I don't know about the stickies, but here are the most current ACOG recomendations:http://www.medscape.com/viewarticle/725597

 

 

 

Quote:

The practice bulletin makes the following specific recommendations based on good, consistent scientific evidence (level A):

  • TOLAC may be appropriate for most women with 1 previous cesarean delivery via a low transverse incision. These women should be counseled about VBAC and offered TOLAC as a delivery option.
  • As part of TOLAC, epidural analgesia may be used for labor.
  • For women who have undergone previous cesarean delivery or major uterine surgery, misoprostol should not be used for third-trimester cervical ripening or labor induction.

Also included in the statement are the following recommendations based on limited or inconsistent scientific evidence (level B):

  • TOLAC may be considered in women with 2 previous low transverse cesarean deliveries.
  • TOLAC may be considered in women with 1 previous cesarean delivery via a low transverse incision who are otherwise appropriate candidates for twin vaginal delivery.
  • In women with a previous cesarean delivery via a low transverse uterine incision who are at low risk for adverse maternal or neonatal outcomes from external cephalic version and TOLAC, external cephalic version for breech presentation is not contraindicated.
  • Planned TOLAC is generally not recommended in women at high risk for complications, such as those with a classic or T-incision; prior uterine rupture; extensive transfundal uterine surgery; and in other women in whom vaginal delivery is contraindicated, such as those with placenta previa.
  • In women undergoing TOLAC, it is permissible to induce labor, when appropriate, based on maternal or fetal indications.
  • For women with previous cesarean delivery with an unknown uterine scar type, TOLAC is not contraindicated unless there is a high clinical suspicion for a previous classic uterine incision.

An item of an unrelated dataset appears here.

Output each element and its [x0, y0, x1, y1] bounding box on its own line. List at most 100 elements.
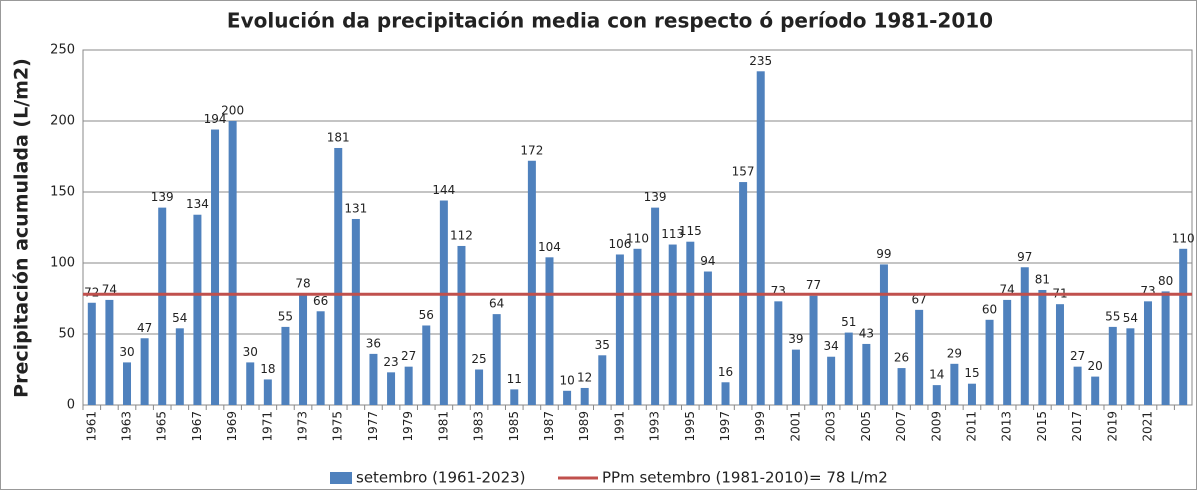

Finally, the statement also provides the following recommendations that are based mainly on consensus and expert opinion (level C):

  • Women undergoing TOLAC should do so at facilities able to perform emergency deliveries and with staff immediately available to provide emergency care because of unpredictable risks associated with TOLAC.
  • When these resources are not available, women should be clearly advised regarding greater risks for TOLAC and management alternatives, and counseling and management plans should be documented in the medical record.